O século XIX ficou marcado pela Era das Escolas Penais, com relevância especial para a Escola penal Italiana, que promoveu uma espécie de bipartição do pensamento filosófico penal, dividindo-o em iluminismo e jusnaturalismo.  O primeiro representado pela rigidez sistemática da obra de Filangieri, pela defesa do indivíduo e da sociedade nas obras de Romagnosi e pela defesa de Carmignani, que pregava que o Direito penal deveria ser tido como um limite ao livre arbítrio. O segundo grupo, representado pelos defensores do jusnaturalismo, ficou marcado pela obra de Pellegrino Rossi, que criticava o papel do legislador de então, dizendo não ser benéfico ao Direito penal, pois segundo ele, quando a justiça de uma sociedade não serve à ordem moral, pode tornar-se um instrumento de servidão. Na mesma linha, Carrara defendia que o crime é um ente jurídico porque sua essência deve consistir necessariamente na violação de um Direito, e Pessina que vai dizer que para que se configure legalmente a criminalidade de um determinado ato, é necessário que, além de sua previsão em uma lei positiva, se tenha agido de forma que torne impossível a observância de tal lei. Assim, o positivismo dava seus primeiros passos rumo ao a uma Escola Positiva.

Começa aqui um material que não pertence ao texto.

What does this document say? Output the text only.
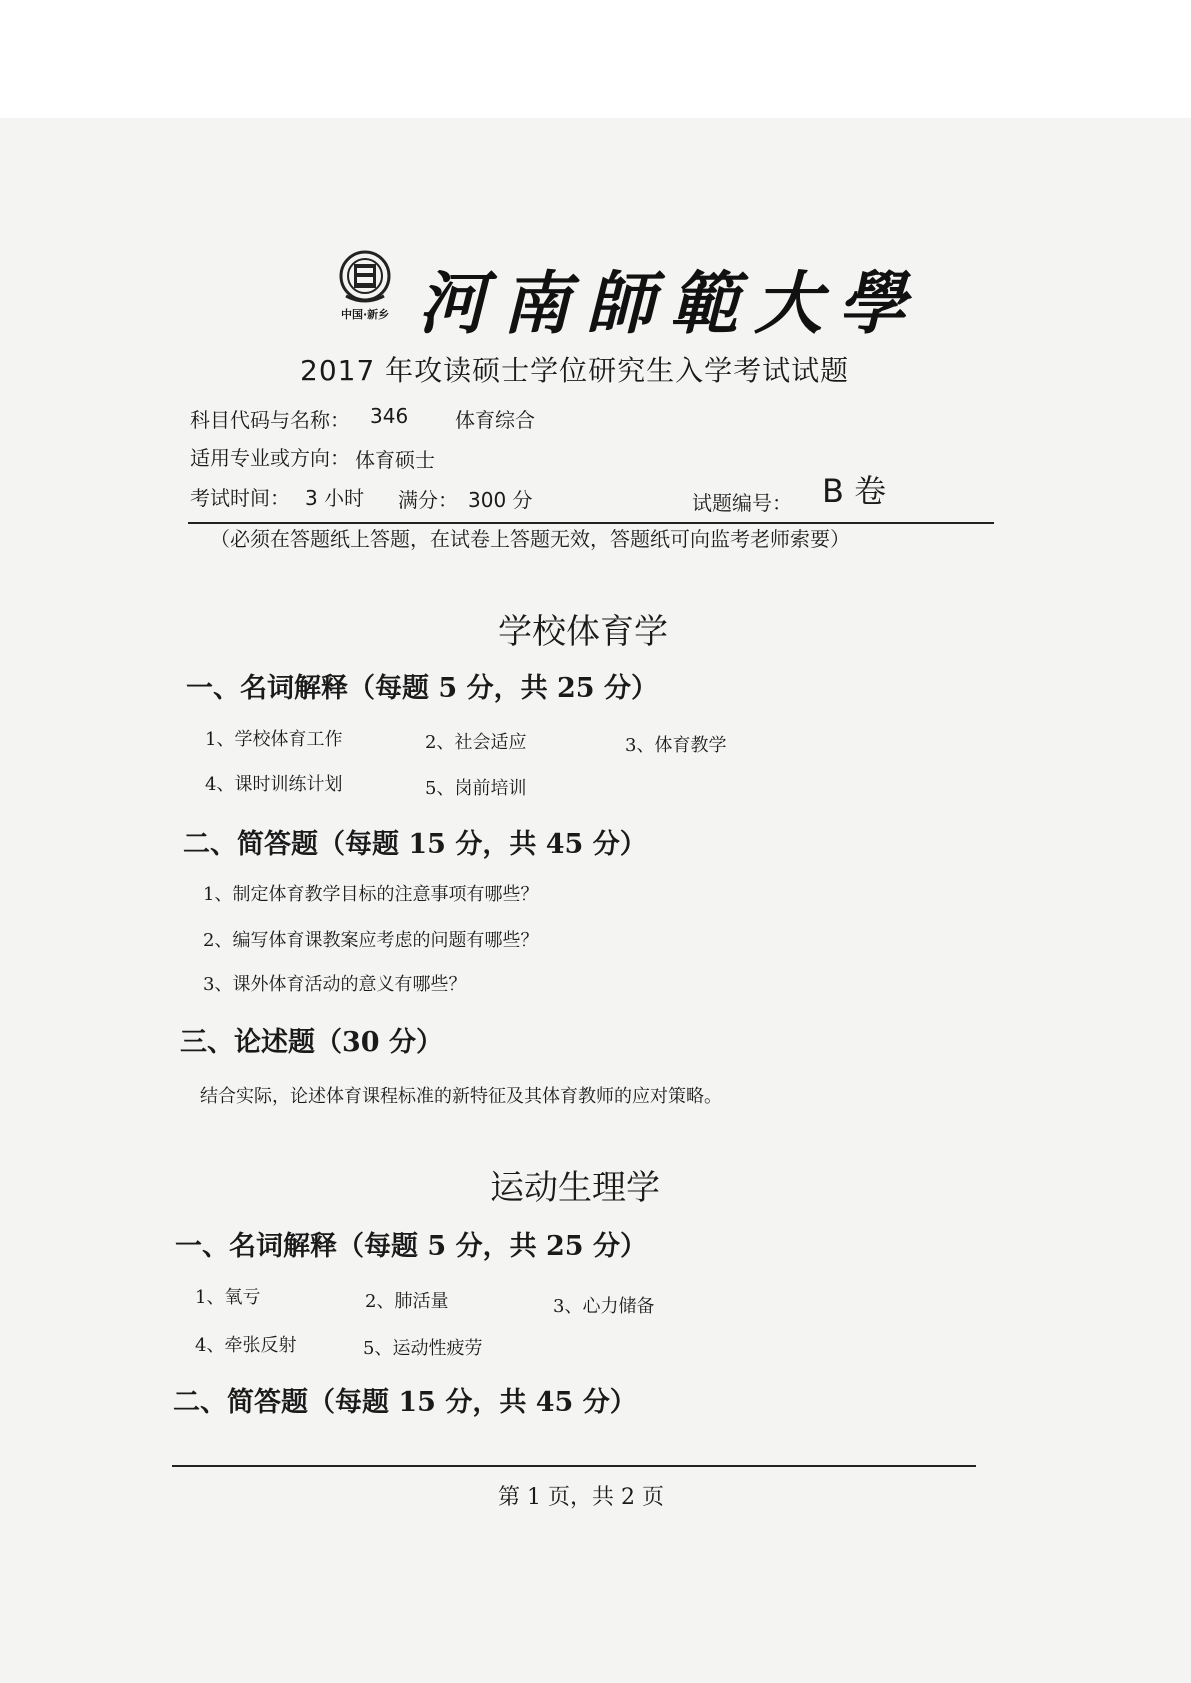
中国·新乡 河南師範大學
2017 年攻读硕士学位研究生入学考试试题
科目代码与名称： 346 体育综合
适用专业或方向： 体育硕士
考试时间： 3 小时 满分： 300 分	试题编号： B 卷
（必须在答题纸上答题，在试卷上答题无效，答题纸可向监考老师索要）
学校体育学
一、名词解释（每题 5 分，共 25 分）
1、学校体育工作	2、社会适应	3、体育教学
4、课时训练计划	5、岗前培训
二、简答题（每题 15 分，共 45 分）
1、制定体育教学目标的注意事项有哪些？
2、编写体育课教案应考虑的问题有哪些？
3、课外体育活动的意义有哪些？
三、论述题（30 分）
结合实际，论述体育课程标准的新特征及其体育教师的应对策略。
运动生理学
一、名词解释（每题 5 分，共 25 分）
1、氧亏	2、肺活量	3、心力储备
4、牵张反射	5、运动性疲劳
二、简答题（每题 15 分，共 45 分）
第 1 页，共 2 页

A Escola Clássica alemã foi marcada principalmente pela ideia de um imperativo categórico, concebido por Kant, em oposição aos iluministas e aos utilitaristas, pela tríade filosófica de Hegel e pela concepção da teoria da coação psicológica, composta por Feuerbach, um dos mais importantes pensadores do Direito penal em todos os tempos, e que serviu de modelo para diversos Códigos penais. No mesmo período, ainda tivemos importantes penalistas como o mexicano Lardizábal e o português Mello Freire.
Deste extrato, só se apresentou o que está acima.